This invention relates to an improved tool for short to intermediate production run use.
Complex-shaped plastic articles are typically formed by either injection molding or compression molding techniques. Typically, the tool or mold utilized in the molding operation is produced from a metal such as steel. The utilization of a tool made from steel is generally appropriate when the tooling will be used to produce in excess of 50,000 components from the tool. Because of the high cost of producing a tool made from steel, a steel tool is generally only selected when large numbers of components will be produced from the tool as the cost can be more easily amortized over a large number of components. However, when the desired quantities of a plastic article or component only range from hundreds to tens of thousands, the cost of producing a machined steel tool can often be prohibitive.
Since aluminum can be machined more rapidly than steel, aluminum has been a somewhat less expensive alternative to steel. Additionally, aluminum tooling is not generally suitable for filled plastics and/or intermediate to high volume use due to its poor abrasion resistance.
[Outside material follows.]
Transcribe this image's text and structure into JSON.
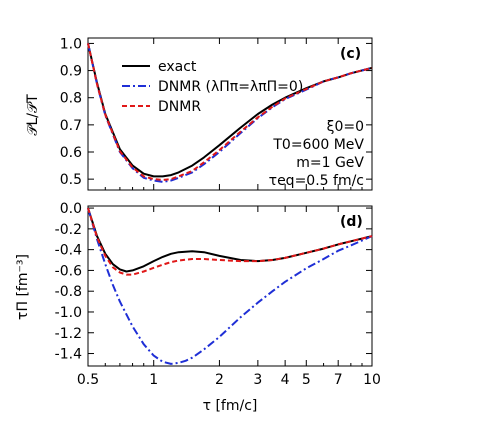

In addition to the expense associated with steel and aluminum tooling, it is necessary in the plastics industry to have the capability to rapidly prototype plastic components by utilizing techniques which are as close as possible to those techniques which will be used in the actual production process. For example, in the automobile industry, an automobile manufacturer may wish to field a small test fleet of vehicles. It is often the goal of these test fleets to closely mimic the form, fit, and the function of the production vehicle. For this use, steel or aluminum tooling could be too expensive.
Cast tooling provides the ability for short run, rapidly fabricated tooling. Cast tooling is commonly formed of castable materials such as epoxy, silicone or urethane resins, with or without ceramic or metal fillers. In the process of fabricating a cast tooling, a pattern is made from a suitable material, such as plastic, wood, steel, and/or aluminum, and the pattern is placed in a cavity. A castable material such as epoxy is then poured around the pattern. Then the epoxy cures and the pattern is removed. The resultant tool or mold is suitable for producing parts in quantities of generally less than 100 pieces.
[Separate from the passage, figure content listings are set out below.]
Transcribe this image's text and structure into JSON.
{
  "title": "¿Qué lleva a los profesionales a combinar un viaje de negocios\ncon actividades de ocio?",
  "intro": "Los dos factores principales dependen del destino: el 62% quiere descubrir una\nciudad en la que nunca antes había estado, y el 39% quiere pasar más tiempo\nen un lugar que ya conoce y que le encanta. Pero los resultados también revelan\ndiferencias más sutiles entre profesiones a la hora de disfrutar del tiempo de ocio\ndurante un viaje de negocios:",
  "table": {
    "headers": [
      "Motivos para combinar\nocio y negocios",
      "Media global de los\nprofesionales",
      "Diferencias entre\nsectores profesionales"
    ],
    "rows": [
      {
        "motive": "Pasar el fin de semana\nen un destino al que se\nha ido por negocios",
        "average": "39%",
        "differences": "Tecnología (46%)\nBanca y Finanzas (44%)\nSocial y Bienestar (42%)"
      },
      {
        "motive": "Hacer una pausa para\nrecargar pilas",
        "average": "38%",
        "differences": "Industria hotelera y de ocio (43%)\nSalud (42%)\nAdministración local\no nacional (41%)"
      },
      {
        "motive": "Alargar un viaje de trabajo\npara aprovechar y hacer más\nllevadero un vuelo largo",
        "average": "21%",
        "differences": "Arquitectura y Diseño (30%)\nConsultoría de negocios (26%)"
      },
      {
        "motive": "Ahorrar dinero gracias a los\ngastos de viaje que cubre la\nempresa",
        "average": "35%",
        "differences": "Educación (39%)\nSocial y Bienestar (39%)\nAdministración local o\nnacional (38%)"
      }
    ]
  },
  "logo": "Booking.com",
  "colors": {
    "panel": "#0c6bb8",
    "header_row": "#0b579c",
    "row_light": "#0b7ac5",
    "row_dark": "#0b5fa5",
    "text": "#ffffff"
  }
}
While cast tooling is much less expensive than traditional steel tooling it is subject to several drawbacks. First, the cast tool has a reduced strength and elastic modulus compared to a metal tool and distorts under the pressure exerted under typical injection molding and compression molding applications. Second, the cast tooling has a lower thermal conductivity than a metal tool which can result in longer mold cycle times and can contribute to difficulty in solidifying plastics in articles having thicker cross-sections. Third, the cast tool is mechanically weak as compared with metallic tools. This problem manifests itself in the breakage of thin cross-section mold areas during use. Finally, the cast tools can typically only be used in a temperature range of approximately 300 to 350.degree. F. (150 to 180.degree. C.) which can limit the types of plastics or filled plastics that can be utilized in combination with the cast tool for injection molding.
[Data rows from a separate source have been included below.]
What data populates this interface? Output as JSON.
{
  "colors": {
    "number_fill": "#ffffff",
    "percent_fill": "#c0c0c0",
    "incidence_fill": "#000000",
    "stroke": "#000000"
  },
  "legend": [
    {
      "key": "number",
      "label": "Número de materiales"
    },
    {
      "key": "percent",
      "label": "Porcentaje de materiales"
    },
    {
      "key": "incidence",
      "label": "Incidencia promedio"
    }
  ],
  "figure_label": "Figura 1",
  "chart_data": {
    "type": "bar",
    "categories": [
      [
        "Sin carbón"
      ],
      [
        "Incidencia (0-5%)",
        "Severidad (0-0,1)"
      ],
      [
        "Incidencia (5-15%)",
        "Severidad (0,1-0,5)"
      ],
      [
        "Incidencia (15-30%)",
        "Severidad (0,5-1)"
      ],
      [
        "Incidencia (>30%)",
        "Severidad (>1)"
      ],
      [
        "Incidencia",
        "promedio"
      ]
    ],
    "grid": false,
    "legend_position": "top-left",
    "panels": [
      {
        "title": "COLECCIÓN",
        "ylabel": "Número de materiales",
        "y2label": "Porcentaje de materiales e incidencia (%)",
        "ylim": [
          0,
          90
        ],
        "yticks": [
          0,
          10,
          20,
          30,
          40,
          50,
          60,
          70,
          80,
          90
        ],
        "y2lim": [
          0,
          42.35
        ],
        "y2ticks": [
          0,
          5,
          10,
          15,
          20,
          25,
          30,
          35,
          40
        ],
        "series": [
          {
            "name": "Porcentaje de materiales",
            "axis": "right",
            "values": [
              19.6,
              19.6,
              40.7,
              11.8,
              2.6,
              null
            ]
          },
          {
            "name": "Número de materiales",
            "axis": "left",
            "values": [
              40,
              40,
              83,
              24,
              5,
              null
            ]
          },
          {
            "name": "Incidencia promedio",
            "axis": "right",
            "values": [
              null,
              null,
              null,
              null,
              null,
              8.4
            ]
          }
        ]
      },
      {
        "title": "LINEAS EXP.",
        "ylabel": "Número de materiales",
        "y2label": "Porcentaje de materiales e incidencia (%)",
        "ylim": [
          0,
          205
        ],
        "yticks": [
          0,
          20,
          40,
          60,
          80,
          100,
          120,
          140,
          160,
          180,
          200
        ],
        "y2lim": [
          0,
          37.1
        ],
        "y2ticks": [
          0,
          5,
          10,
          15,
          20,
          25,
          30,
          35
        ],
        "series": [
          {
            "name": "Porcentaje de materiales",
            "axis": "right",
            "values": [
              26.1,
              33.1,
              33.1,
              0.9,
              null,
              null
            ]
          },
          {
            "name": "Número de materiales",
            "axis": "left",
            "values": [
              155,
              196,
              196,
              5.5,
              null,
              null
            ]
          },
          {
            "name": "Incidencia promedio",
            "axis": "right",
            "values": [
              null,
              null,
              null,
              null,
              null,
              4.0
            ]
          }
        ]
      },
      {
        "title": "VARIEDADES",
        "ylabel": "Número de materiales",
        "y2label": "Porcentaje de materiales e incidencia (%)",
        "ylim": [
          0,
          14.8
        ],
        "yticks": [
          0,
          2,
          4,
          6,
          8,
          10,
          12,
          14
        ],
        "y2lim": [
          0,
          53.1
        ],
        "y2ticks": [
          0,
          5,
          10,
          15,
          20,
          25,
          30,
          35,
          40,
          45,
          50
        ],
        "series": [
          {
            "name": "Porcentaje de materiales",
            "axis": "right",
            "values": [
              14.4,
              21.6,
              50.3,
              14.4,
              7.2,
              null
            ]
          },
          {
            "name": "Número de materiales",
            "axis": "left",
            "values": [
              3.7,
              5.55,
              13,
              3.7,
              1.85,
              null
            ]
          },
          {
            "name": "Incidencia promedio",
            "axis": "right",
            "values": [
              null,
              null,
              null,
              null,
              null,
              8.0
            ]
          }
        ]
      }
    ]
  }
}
In an attempt to improve the thermal conductivity of polymer based cast tools, such as the epoxy castings, additives such as aluminum or silicon carbide powder or fillers have been added to the castable material. These types of additives are dispersed within the castable material in a discontinuous manner. These fillers (e.g., aluminum) also provide a mechanism to channel the heat given off (exotherm) produced during resin curing and impart additional abrasion resistance to the cast tool (e.g., silicon carbide). However, in general, it was found that the addition of these powders or fillers to cast systems reduce the mechanical strength of the cast tool relative to its unfilled resin by producing defects in the cured structure. This use of discontinuous fillers results in marginal cast tooling; limiting the total number of parts that can be made.
Accordingly, it would be desirable and advantageous to have a method for rapidly forming tooling for plastic molding which is suitable for use in short to intermediate length production runs, which is less expensive than metallic tooling, such as steel, and which provides the ability to prototype parts using a "near production" process so that all aspects of both the prototype part and the production thereof can be analyzed and observed. This includes the ability to affect heat transfer rates during molding that mimic the heat transfer rates of production steel tooling.